Woke up at 130PM today still feeling emo. Checked messages on the phone.. One particularly got me crying.. yeah.. literally in tears..
If I could wish a life for you, a life that you deserve…
It would be a life as good as your heart..
As bright as your smile..
And as wonderful as you are..
<sigh>
Jan texted me. I don't know if he has this ESP thing going.. but it seems he does know when I'm feeling blue and when I needed him.. He sort of made me smile again.. when I couldn't seem to get the corners of my mouth turned up.
<sigh>
His words were,
I think, therefore I am.
He told me to stop thinking about it. Just stop thinking.
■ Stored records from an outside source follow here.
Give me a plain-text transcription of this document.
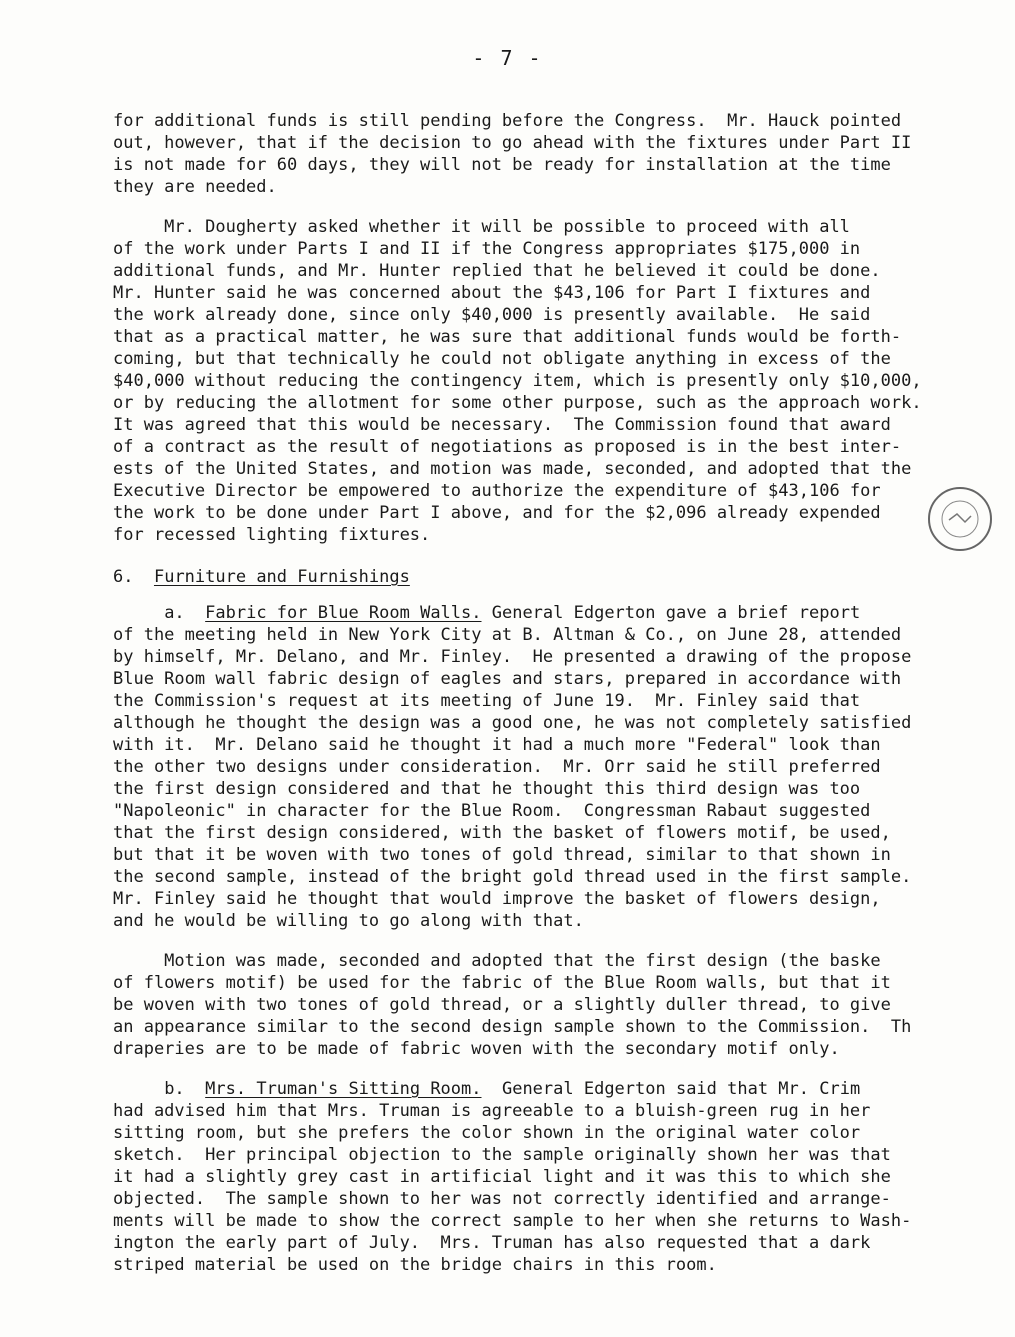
- 7 -
for additional funds is still pending before the Congress.  Mr. Hauck pointed
out, however, that if the decision to go ahead with the fixtures under Part II
is not made for 60 days, they will not be ready for installation at the time
they are needed.
Mr. Dougherty asked whether it will be possible to proceed with all
of the work under Parts I and II if the Congress appropriates $175,000 in
additional funds, and Mr. Hunter replied that he believed it could be done.
Mr. Hunter said he was concerned about the $43,106 for Part I fixtures and
the work already done, since only $40,000 is presently available.  He said
that as a practical matter, he was sure that additional funds would be forth-
coming, but that technically he could not obligate anything in excess of the
$40,000 without reducing the contingency item, which is presently only $10,000,
or by reducing the allotment for some other purpose, such as the approach work.
It was agreed that this would be necessary.  The Commission found that award
of a contract as the result of negotiations as proposed is in the best inter-
ests of the United States, and motion was made, seconded, and adopted that the
Executive Director be empowered to authorize the expenditure of $43,106 for
the work to be done under Part I above, and for the $2,096 already expended
for recessed lighting fixtures.
6. Furniture and Furnishings
a. Fabric for Blue Room Walls. General Edgerton gave a brief report
of the meeting held in New York City at B. Altman & Co., on June 28, attended
by himself, Mr. Delano, and Mr. Finley.  He presented a drawing of the propose
Blue Room wall fabric design of eagles and stars, prepared in accordance with
the Commission's request at its meeting of June 19.  Mr. Finley said that
although he thought the design was a good one, he was not completely satisfied
with it.  Mr. Delano said he thought it had a much more "Federal" look than
the other two designs under consideration.  Mr. Orr said he still preferred
the first design considered and that he thought this third design was too
"Napoleonic" in character for the Blue Room.  Congressman Rabaut suggested
that the first design considered, with the basket of flowers motif, be used,
but that it be woven with two tones of gold thread, similar to that shown in
the second sample, instead of the bright gold thread used in the first sample.
Mr. Finley said he thought that would improve the basket of flowers design,
and he would be willing to go along with that.
Motion was made, seconded and adopted that the first design (the baske
of flowers motif) be used for the fabric of the Blue Room walls, but that it
be woven with two tones of gold thread, or a slightly duller thread, to give
an appearance similar to the second design sample shown to the Commission.  Th
draperies are to be made of fabric woven with the secondary motif only.
b. Mrs. Truman's Sitting Room.  General Edgerton said that Mr. Crim
had advised him that Mrs. Truman is agreeable to a bluish-green rug in her
sitting room, but she prefers the color shown in the original water color
sketch.  Her principal objection to the sample originally shown her was that
it had a slightly grey cast in artificial light and it was this to which she
objected.  The sample shown to her was not correctly identified and arrange-
ments will be made to show the correct sample to her when she returns to Wash-
ington the early part of July.  Mrs. Truman has also requested that a dark
striped material be used on the bridge chairs in this room.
He said he feels the same exact way. Every single day. And one does get used to it. I don't think I can ever get used to it.
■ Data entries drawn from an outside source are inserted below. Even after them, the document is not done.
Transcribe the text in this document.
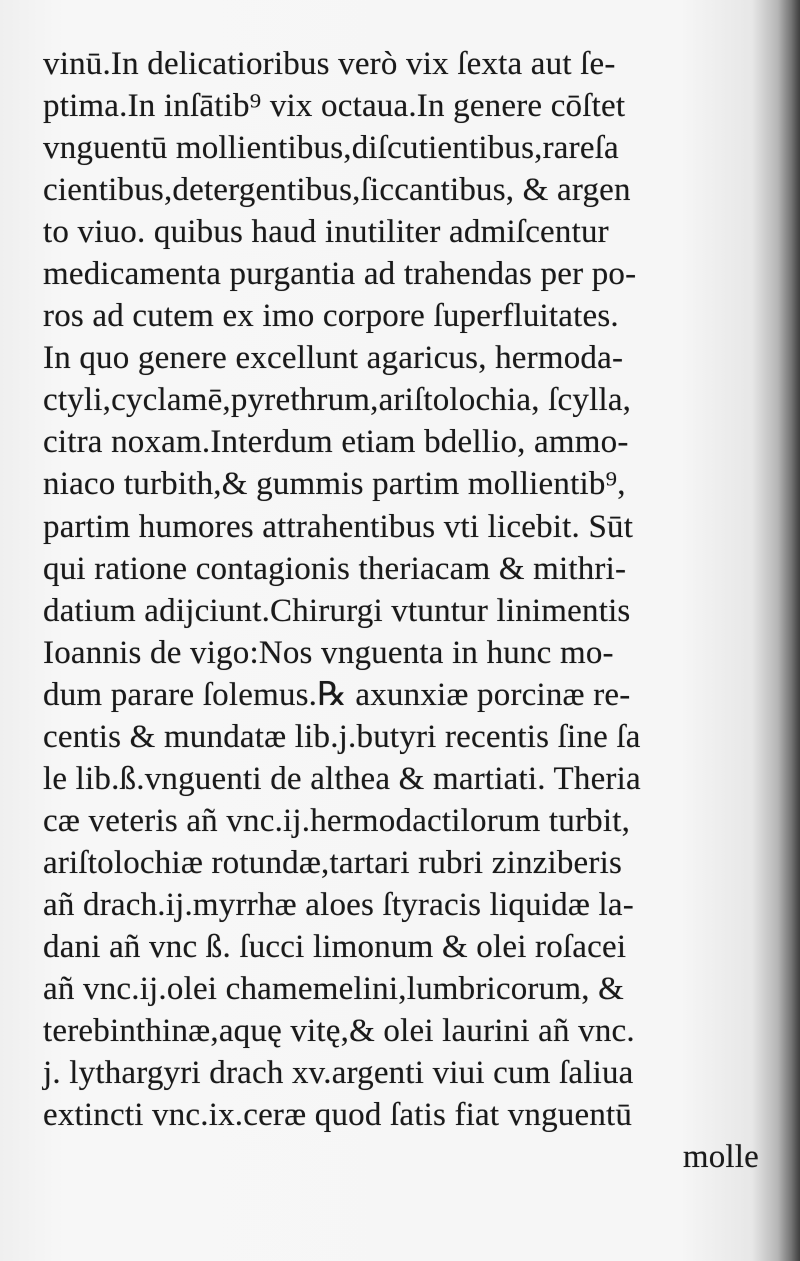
vinū.In delicatioribus verò vix ſexta aut ſe-
ptima.In inſātib⁹ vix octaua.In genere cōſtet
vnguentū mollientibus,diſcutientibus,rareſa
cientibus,detergentibus,ſiccantibus, & argen
to viuo. quibus haud inutiliter admiſcentur
medicamenta purgantia ad trahendas per po-
ros ad cutem ex imo corpore ſuperfluitates.
In quo genere excellunt agaricus, hermoda-
ctyli,cyclamē,pyrethrum,ariſtolochia, ſcylla,
citra noxam.Interdum etiam bdellio, ammo-
niaco turbith,& gummis partim mollientib⁹,
partim humores attrahentibus vti licebit. Sūt
qui ratione contagionis theriacam & mithri-
datium adijciunt.Chirurgi vtuntur linimentis
Ioannis de vigo:Nos vnguenta in hunc mo-
dum parare ſolemus.℞ axunxiæ porcinæ re-
centis & mundatæ lib.j.butyri recentis ſine ſa
le lib.ß.vnguenti de althea & martiati. Theria
cæ veteris añ vnc.ij.hermodactilorum turbit,
ariſtolochiæ rotundæ,tartari rubri zinziberis
añ drach.ij.myrrhæ aloes ſtyracis liquidæ la-
dani añ vnc ß. ſucci limonum & olei roſacei
añ vnc.ij.olei chamemelini,lumbricorum, &
terebinthinæ,aquę vitę,& olei laurini añ vnc.
j. lythargyri drach xv.argenti viui cum ſaliua
extincti vnc.ix.ceræ quod ſatis fiat vnguentū
molle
So there. I'm doing it one day at a time. I want to just take out my heart and put it in a box somewhere safe. So that it wouldn't get hurt anymore.
Clean-up phonebook -> checked!
Clean-up YM -> checked!
Get a life? -> working on it!
As promised! Blogging!
Deedee's swearing like hell. Trying to beat Pirates on mobile. Hahaha.. She's literally going nuts about it. She's still though.
Now plagued by allergies again. I could feel my eyes itching up. Listening to Jake Lopez on the radio. Candy Shop by 50cent blaring from the speakers..
Still can't sleep. Crap. I am now officially an insomniac.
I'm blogging big time. When I get home, I'm gonna blog some more. I am trying to blog my life away. <– Addict!!! (That was me, berating myself..)
I'm going on hunger strike. No food for 14hrs 30mins. Bought myself a pack of Dunhill Frost. Yey! 3 sticks!!!
Hey! I'm depressed and on emo mode, so what?!
Oh yeah, one more thing.. I HATE YOU CARLO!!!